Las primeras actividades familiarizan a los niños con el personaje clave Magazul y sientan las bases del uso del Baúl. La ilustración constituye un elemento esencial del libro y en estos ciclos adquiere un papel relevante.
“Pintar, dibujar y crear a la manera de...” es una actividad que refuerza el análisis de elementos propios y diferenciadores de cada ilustrador, mientras que el trabajo con títeres proporciona un recurso sencillo, al alcance de los maestros.
Con una presencia constante en la literatura infantil, los “Cuentos de animales” personifican cualidades y defectos humanos. La igualdad de género, la aceptación de uno mismo y la superación de los miedos son algunos de los valores que se pueden trabajar en clase, así como la convivencia y la solidaridad.
De igual modo, con los cuentos universales los niños descubren otros mundos y culturas y desarrollan la aceptación y enriquecimiento en la diversidad y la tolerancia.
Una de las actividades más atractivas se concreta en la realización de un libro colectivo, un instrumento básico para conocer el proceso de escritura, ilustración y edición, además de constituir una fuente de creatividad y un efecto cohesionador en el grupo-clase.

Ciclo Medio

Estructurado de forma diferenciada, en el primer nivel del Ciclo Medio la mayor parte de las sesiones se centra en los cuentos tradicionales del folclore popular y el repertorio más clásico representado por Andersen, Grimm o Perrault. A partir de estas narraciones, se introduce la descripción de personajes, jugando a crear otros nuevos o provocando enredos.
En esta etapa, el lenguaje escrito tiene un papel fundamental y es conveniente realizar actividades que profundicen en este aspecto y que sirvan para una mayor comprensión del lenguaje literario, que despierte el placer de la lectura.
Para este nivel se ha diseñado una actividad denominada “La clase va de compras”, que consiste en el intercambio con otros lectores y presenta la librería como espacio cultural. Además, de los cuentos, los alumnos trabajan con poemas, recetas de cocina, noticias, cartas o cómics.

Ciclo Superior

El Ciclo Superior cierra el Plan de Animación Lectora en la Escuela y, en él, se recopilan los aspectos fundamentales tratados en los anteriores.
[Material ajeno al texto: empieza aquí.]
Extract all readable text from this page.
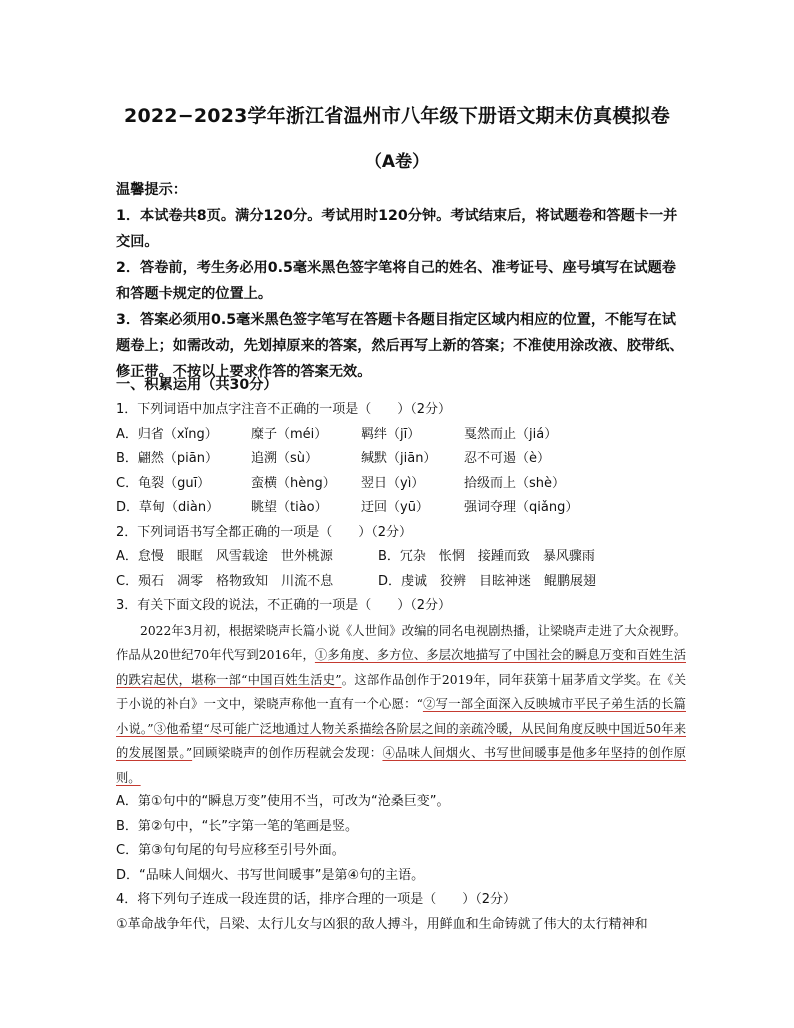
2022−2023学年浙江省温州市八年级下册语文期末仿真模拟卷
（A卷）

温馨提示：

1．本试卷共8页。满分120分。考试用时120分钟。考试结束后，将试题卷和答题卡一并交回。

2．答卷前，考生务必用0.5毫米黑色签字笔将自己的姓名、准考证号、座号填写在试题卷和答题卡规定的位置上。

3．答案必须用0.5毫米黑色签字笔写在答题卡各题目指定区域内相应的位置，不能写在试题卷上；如需改动，先划掉原来的答案，然后再写上新的答案；不准使用涂改液、胶带纸、修正带。不按以上要求作答的答案无效。

一、积累运用（共30分）

1．下列词语中加点字注音不正确的一项是（　　）（2分）

A．归省（xǐng）	糜子（méi）	羁绊（jī）	戛然而止（jiá）
B．翩然（piān）	追溯（sù）	缄默（jiān）	忍不可遏（è）
C．龟裂（guī）	蛮横（hèng）	翌日（yì）	拾级而上（shè）
D．草甸（diàn）	眺望（tiào）	迂回（yū）	强词夺理（qiǎng）

2．下列词语书写全都正确的一项是（　　）（2分）

A．怠慢　眼眶　风雪载途　世外桃源	B．冗杂　怅惘　接踵而致　暴风骤雨
C．殒石　凋零　格物致知　川流不息	D．虔诚　狡辨　目眩神迷　鲲鹏展翅

3．有关下面文段的说法，不正确的一项是（　　）（2分）

2022年3月初，根据梁晓声长篇小说《人世间》改编的同名电视剧热播，让梁晓声走进了大众视野。作品从20世纪70年代写到2016年，①多角度、多方位、多层次地描写了中国社会的瞬息万变和百姓生活的跌宕起伏，堪称一部“中国百姓生活史”。这部作品创作于2019年，同年获第十届茅盾文学奖。在《关于小说的补白》一文中，梁晓声称他一直有一个心愿：“②写一部全面深入反映城市平民子弟生活的长篇小说。”③他希望“尽可能广泛地通过人物关系描绘各阶层之间的亲疏冷暖，从民间角度反映中国近50年来的发展图景。”回顾梁晓声的创作历程就会发现：④品味人间烟火、书写世间暖事是他多年坚持的创作原则。

A．第①句中的“瞬息万变”使用不当，可改为“沧桑巨变”。

B．第②句中，“长”字第一笔的笔画是竖。

C．第③句句尾的句号应移至引号外面。

D．“品味人间烟火、书写世间暖事”是第④句的主语。

4．将下列句子连成一段连贯的话，排序合理的一项是（　　）（2分）

①革命战争年代，吕梁、太行儿女与凶狠的敌人搏斗，用鲜血和生命铸就了伟大的太行精神和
Según especifica Elvira Novell, estos alumnos, en plena pubertad, presentan una notable dispersión de intereses, por lo que las actividades se programan en función de estas características y se concretan en el conocimiento de ellos mismos y su entorno inmediato.
Tomando con base obras narradas en primera persona, como “El pequeño Nicolás”, “Adrian Mole” y “Manolito Gafotas”, la propuesta consiste en la elaboración de un diario personal, donde los escolares recogen sus impresiones.
Paralelamente a ello, siguen trabajando los temas de los ciclos anteriores: la narración, la descripción de personajes y lugares, pero aplicando estos temas a su entorno inmediato. Asimismo, en este ciclo continúan con las actividades lúdicas en torno a la literatura y los juegos se centran en dos autores básicos: Roald Dahl y Gianni Rodari.
Mejorar las bibliotecas públicas y fomentar el hábito lector son los objetivos de la Fundación Bertelsmann, que se creó a finales de 1995. A través de proyectos innovadores, con una duración entre 3 y 5 años, desarrolla vías de cooperación con instituciones y profesores de los ámbitos cultural y educativo.
Escuelas, asociaciones y otras entidades pueden acceder al Plan de Animación Lectora, que tiene un coste de 12 euros, en concepto de gastos de envío.